Si le danger des coronavirus est connu depuis 2003, pourquoi le SRAS-CoV2 a t’il semblé nous prendre par surprise ? L’absence de conséquences dans nos pays des alertes précédentes (SRAS en 2003, H1N1 en 2009, MERS en 2012, Ebola en 2014) a pu entraîner une baisse de vigilance, mais les caractéristiques de l’infection par le SRAS-CoV2 expliquent aussi les tâtonnements des premières semaines. En effet, si le virus peut infecter les cellules de l’épithélium pulmonaire, comme le SRAS-CoV et le MERS-CoV, contrairement à eux, il infecte en premier lieu les cellules des voies aériennes supérieures (nez et gorge) créant des symptômes similaires à un rhume. Ces manifestations bénignes ont pu laisser croire que le SRAS-CoV2 ne représentait pas une menace sévère, alors que quand il s’attaque aux cellules pulmonaires il est aussi redoutable que ces deux prédécesseurs. Il peut également affecter d’autres organes vitaux (cœur, reins, intestins), soit en s’y multipliant, soit sous l’effet de la production massive de cytokines associée à une réaction immunitaire excessive. La multiplication du SRAS-CoV2 dans le nez et la gorge facilite en outre sa dissémination dans l’environnement. Ainsi, la transmission du SRAS-CoV2 est beaucoup plus efficace que celle du SRAS-CoV et du MERS-CoV, qui ne survient qu’après l’établissement des symptômes. En résumé, le SRAS-CoV2 combine (i) les propriétés des coronavirus bénins causant des rhumes et possédant un pouvoir de dissémination important et (ii) la létalité des virus du SRAS et du MERS : cela fait de lui un ennemi redoutable.

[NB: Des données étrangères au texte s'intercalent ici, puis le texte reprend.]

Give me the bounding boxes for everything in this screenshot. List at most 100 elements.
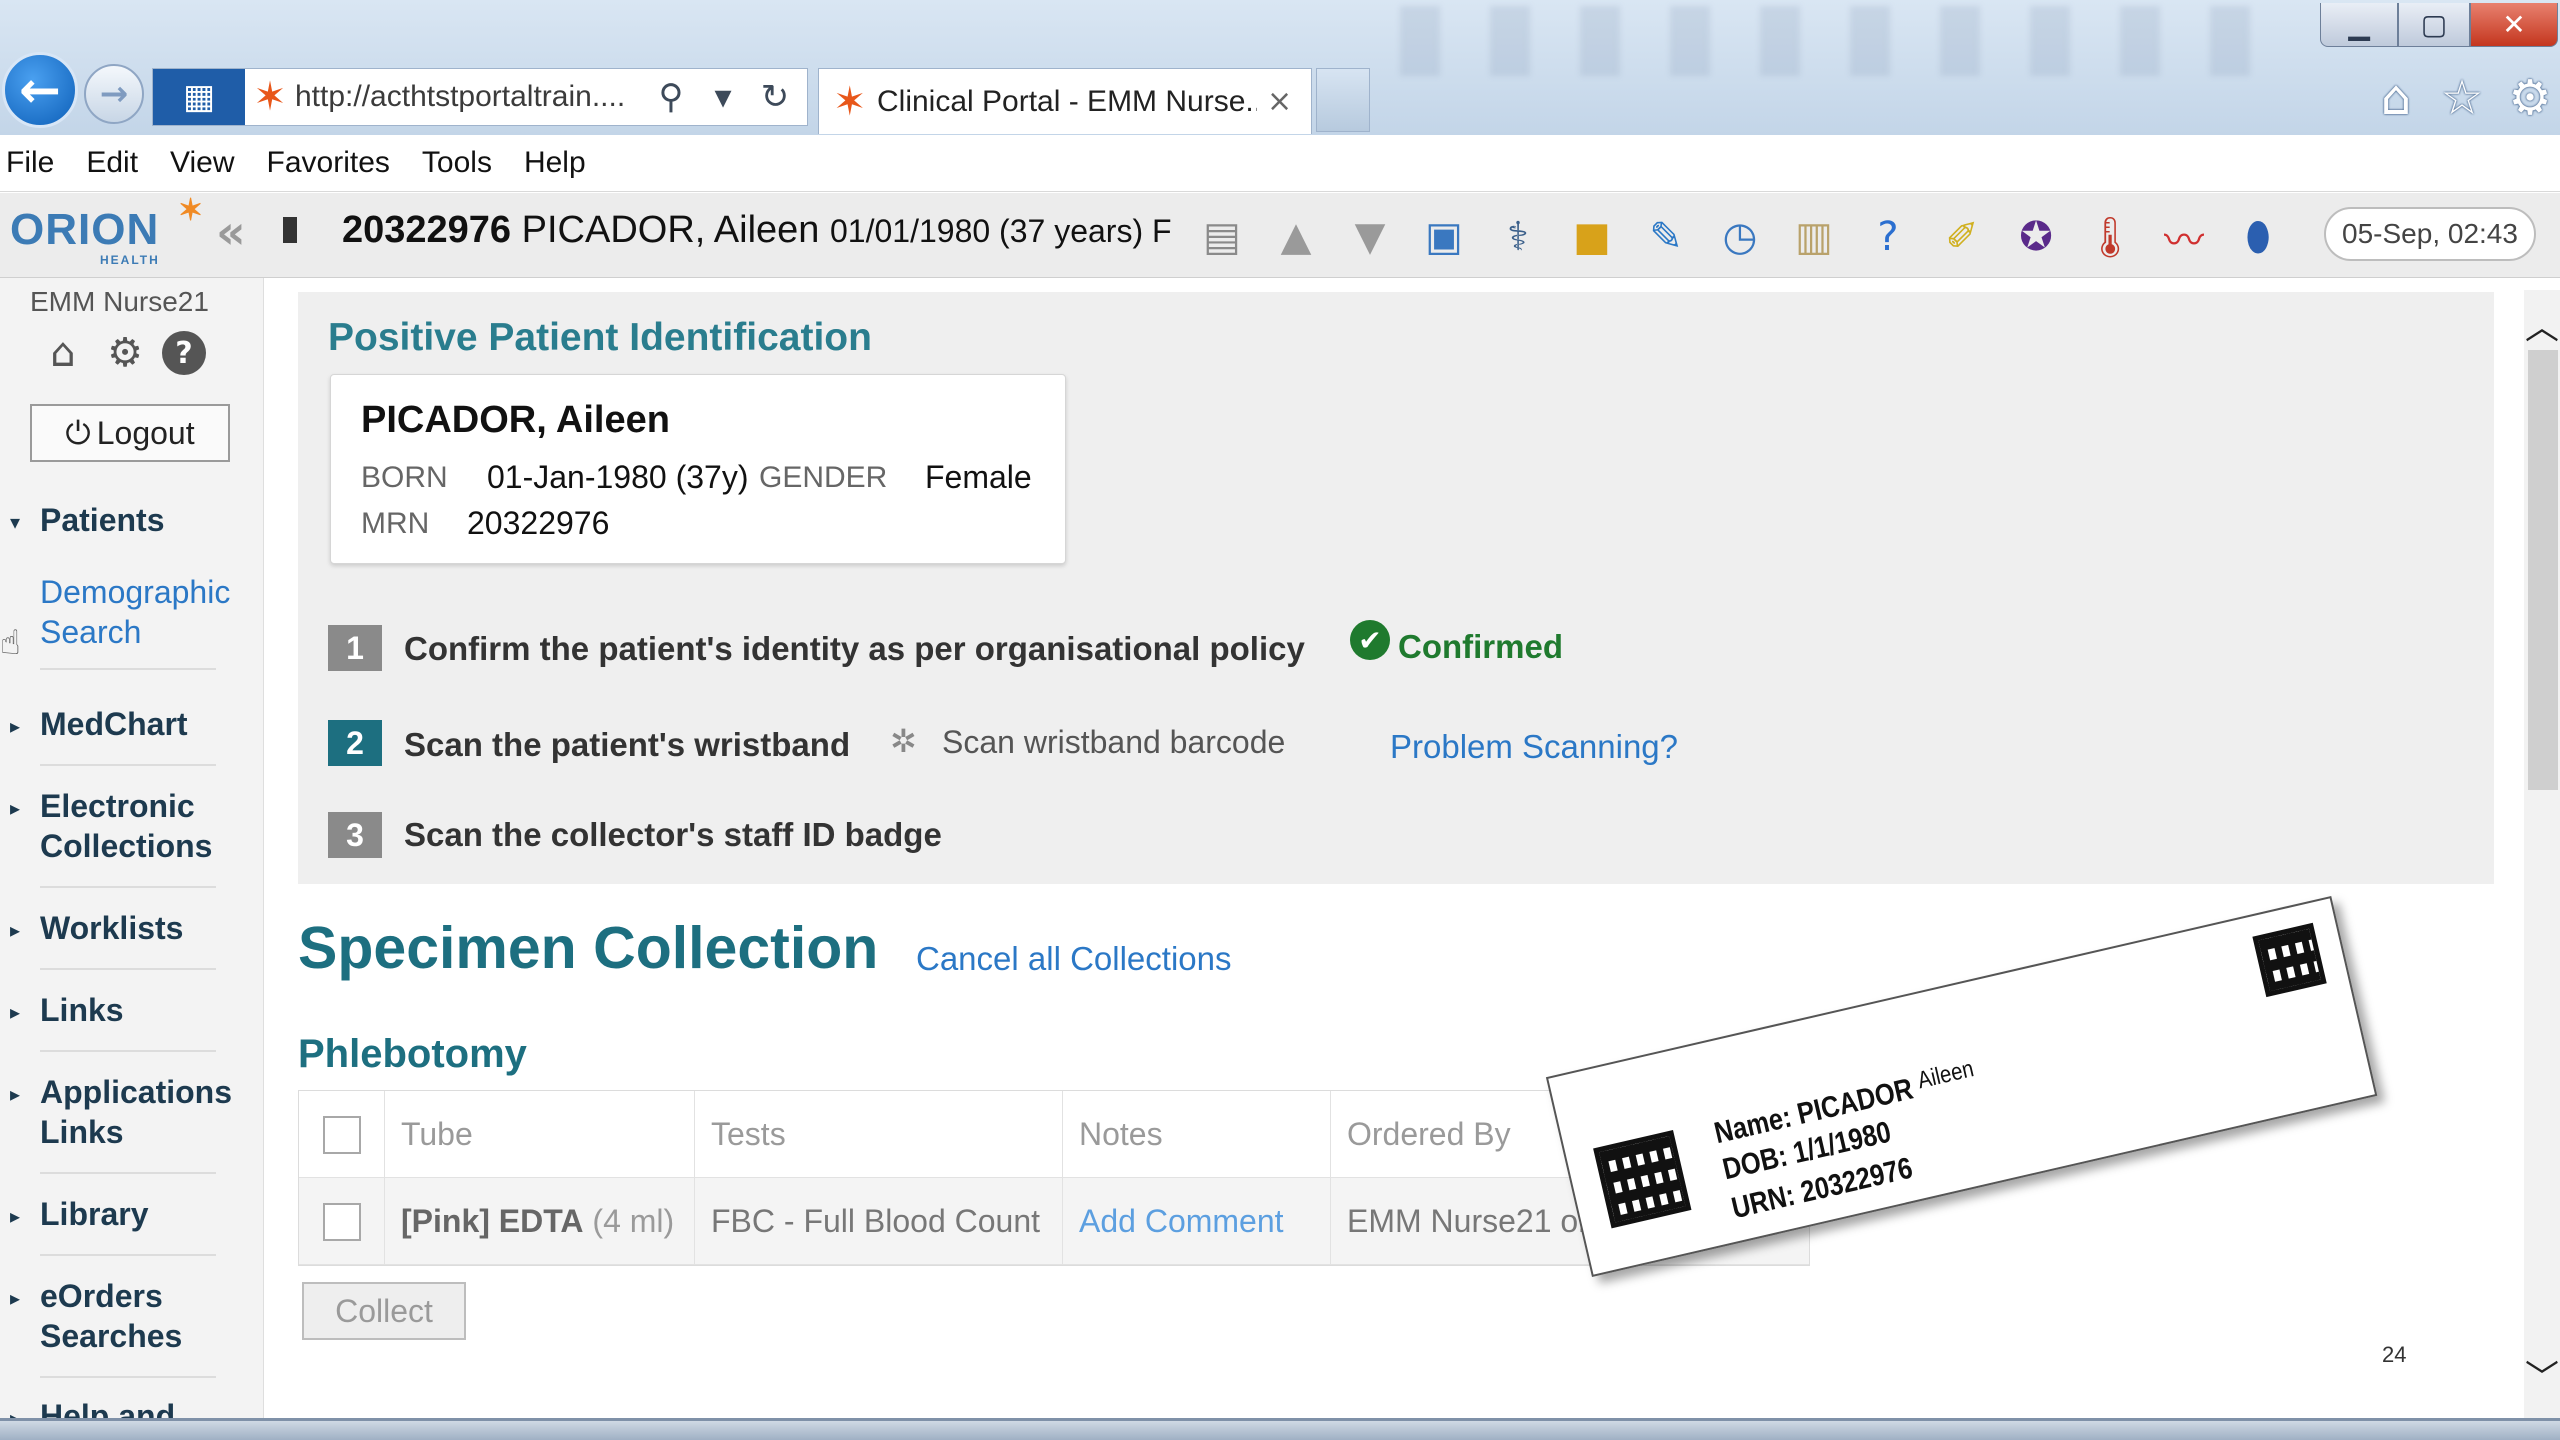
hand-pointer-icon: ☝: [0, 623, 21, 663]
spinner-icon: ✲: [890, 722, 917, 760]
slide-number: 24: [2382, 1342, 2407, 1367]
help-icon[interactable]: ?: [162, 331, 206, 375]
vertical-scrollbar[interactable]: ︿ ﹀: [2524, 290, 2560, 1420]
refresh-icon[interactable]: ↻: [749, 77, 801, 117]
app-header: ORION ✶ HEALTH « 20322976 PICADOR, Ailee…: [0, 193, 2560, 278]
sidebar-subitem-demographic-search[interactable]: Demographic Search: [40, 572, 240, 652]
specimen-collection-title: Specimen Collection: [298, 915, 879, 981]
medication-icon[interactable]: ⬮: [2230, 209, 2286, 265]
sidebar-item-label: Applications Links: [40, 1074, 233, 1150]
gender-value: Female: [925, 459, 1032, 495]
column-header-tube[interactable]: Tube: [385, 1091, 695, 1178]
divider: [40, 886, 216, 888]
caret-right-icon: ▸: [10, 796, 21, 820]
gear-icon[interactable]: ⚙: [2500, 68, 2560, 128]
maximize-window-button[interactable]: ▢: [2398, 3, 2470, 47]
caret-down-icon: ▾: [10, 510, 21, 534]
menu-file[interactable]: File: [6, 146, 54, 180]
address-dropdown-icon[interactable]: ▾: [697, 77, 749, 117]
stethoscope-icon[interactable]: ⚕: [1490, 209, 1546, 265]
caret-right-icon: ▸: [10, 1406, 21, 1418]
edit-note-icon[interactable]: ✐: [1934, 209, 1990, 265]
close-window-button[interactable]: ✕: [2470, 3, 2558, 47]
caret-right-icon: ▸: [10, 1082, 21, 1106]
divider: [40, 1172, 216, 1174]
datetime-badge: 05-Sep, 02:43: [2324, 207, 2536, 261]
sidebar-item-label: Electronic Collections: [40, 788, 213, 864]
caret-right-icon: ▸: [10, 1000, 21, 1024]
add-comment-link[interactable]: Add Comment: [1079, 1203, 1284, 1240]
menu-edit[interactable]: Edit: [86, 146, 138, 180]
browser-tab-clinical-portal[interactable]: ✶ Clinical Portal - EMM Nurse... ×: [818, 68, 1312, 134]
phlebotomy-heading: Phlebotomy: [298, 1032, 527, 1076]
caret-right-icon: ▸: [10, 1204, 21, 1228]
new-tab-button[interactable]: [1316, 68, 1370, 132]
step-2-number: 2: [328, 720, 382, 766]
folder-icon[interactable]: ■: [1564, 209, 1620, 265]
chart-icon[interactable]: 〰: [2156, 209, 2212, 265]
card-patient-name: PICADOR, Aileen: [361, 399, 670, 441]
patient-details-icon[interactable]: ▣: [1416, 209, 1472, 265]
notes-icon[interactable]: ▥: [1786, 209, 1842, 265]
sidebar-item-label: MedChart: [40, 706, 188, 742]
column-header-notes[interactable]: Notes: [1063, 1091, 1331, 1178]
pin-icon[interactable]: [283, 217, 297, 243]
address-bar[interactable]: ▦ ✶ http://acthtstportaltrain.... ⚲ ▾ ↻: [152, 68, 808, 126]
address-url[interactable]: http://acthtstportaltrain....: [295, 80, 645, 114]
collapse-sidebar-icon[interactable]: «: [216, 205, 246, 259]
menu-view[interactable]: View: [170, 146, 234, 180]
pen-icon[interactable]: ✎: [1638, 209, 1694, 265]
calendar-clock-icon[interactable]: ◷: [1712, 209, 1768, 265]
minimize-window-button[interactable]: ▁: [2320, 3, 2398, 47]
select-all-checkbox[interactable]: [323, 1115, 361, 1154]
caret-right-icon: ▸: [10, 1286, 21, 1310]
sidebar-item-label: Links: [40, 992, 124, 1028]
logout-button[interactable]: ⏻ Logout: [30, 404, 230, 462]
forward-button[interactable]: →: [84, 64, 144, 124]
current-user: EMM Nurse21: [30, 286, 209, 317]
divider: [40, 764, 216, 766]
up-arrow-icon[interactable]: ▲: [1268, 209, 1324, 265]
scroll-down-icon[interactable]: ﹀: [2524, 1350, 2560, 1398]
search-icon[interactable]: ⚲: [645, 77, 697, 117]
down-arrow-icon[interactable]: ▼: [1342, 209, 1398, 265]
gender-label: GENDER: [759, 461, 888, 494]
patient-banner[interactable]: 20322976 PICADOR, Aileen 01/01/1980 (37 …: [342, 209, 1172, 252]
row-select-cell: [299, 1178, 385, 1265]
ppi-title: Positive Patient Identification: [328, 316, 872, 359]
cancel-all-collections-link[interactable]: Cancel all Collections: [916, 940, 1231, 978]
power-icon: ⏻: [65, 413, 91, 452]
home-icon[interactable]: ⌂: [38, 328, 88, 378]
blurred-background: [1400, 6, 2300, 76]
browser-title-bar: ▁ ▢ ✕ ← → ▦ ✶ http://acthtstportaltrain.…: [0, 0, 2560, 135]
back-button[interactable]: ←: [2, 52, 78, 128]
step-1-number: 1: [328, 625, 382, 671]
row-checkbox[interactable]: [323, 1202, 361, 1241]
thermometer-icon[interactable]: 🌡: [2082, 209, 2138, 265]
caret-right-icon: ▸: [10, 714, 21, 738]
caret-right-icon: ▸: [10, 918, 21, 942]
menu-favorites[interactable]: Favorites: [267, 146, 390, 180]
scroll-up-icon[interactable]: ︿: [2524, 300, 2560, 348]
step-3-number: 3: [328, 812, 382, 858]
favorites-star-icon[interactable]: ☆: [2432, 68, 2492, 128]
home-icon[interactable]: ⌂: [2366, 68, 2426, 128]
v-badge-icon[interactable]: ✪: [2008, 209, 2064, 265]
logo-text: ORION: [10, 205, 160, 254]
collect-button[interactable]: Collect: [302, 1282, 466, 1340]
problem-scanning-link[interactable]: Problem Scanning?: [1390, 728, 1678, 766]
orion-health-logo[interactable]: ORION ✶ HEALTH: [10, 194, 203, 267]
id-card-icon[interactable]: ▤: [1194, 209, 1250, 265]
tab-close-icon[interactable]: ×: [1267, 84, 1292, 119]
menu-help[interactable]: Help: [524, 146, 586, 180]
scroll-thumb[interactable]: [2528, 350, 2558, 790]
site-building-icon: ▦: [153, 69, 245, 125]
column-header-tests[interactable]: Tests: [695, 1091, 1063, 1178]
menu-tools[interactable]: Tools: [422, 146, 492, 180]
banner-dob: 01/01/1980 (37 years) F: [830, 213, 1172, 249]
barcode-icon: [2252, 922, 2327, 998]
born-label: BORN: [361, 461, 448, 494]
help-icon[interactable]: ?: [1860, 209, 1916, 265]
ppi-panel: Positive Patient Identification PICADOR,…: [298, 292, 2494, 884]
gear-icon[interactable]: ⚙: [100, 328, 150, 378]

Nous viendrons cependant à bout du SRAS-CoV2, même si les modalités restent à préciser. Les progrès effectués en quelques mois sont en effet spectaculaires et doivent inciter à l’optimisme. Citons l’identification du virus grâce au séquençage à haut débit en 10 jours, qui a permis les tests PCR (Polymerase Chain Reaction) pour détecter la présence du virus. Ceci a ouvert la voie à l’identification rapide des personnes infectées et à l’interruption des chaînes de transmission par leur mise en quatorzaine. Des essais thérapeutiques prometteurs sont aussi en cours, agissant sur le virus (remdesivir, déjà utilisé contre d’autres virus) ou modulant l’activation incontrôlée du système immunitaire (inhibiteurs des récepteurs de cytokines). Outre le repositionnement de molécules déjà connues, les chercheurs sont aussi mobilisés pour mieux connaître le virus SRAS-CoV2 : quelles sont les structures et les fonctions de ses protéines ? De quels facteurs cellulaires a t’il besoin ? Peut-on les inhiber ? Pourquoi et comment active-t-il les tempêtes de cytokines ? Les stratégies évoquées permettront de venir à bout de l’épidémie, mais il faudra maintenir un effort de recherche sur les coronavirus. Après 2003, 2012 et 2020, il est clair que nous serons tôt ou tard à nouveau confrontés à ces tueurs encore mal connus.
Jean-Luc Imler, directeur de l’Institut de biologie moléculaire et cellulaire et directeur de l’UPR - 9022 Réponse immunitaire et développement chez les insectes.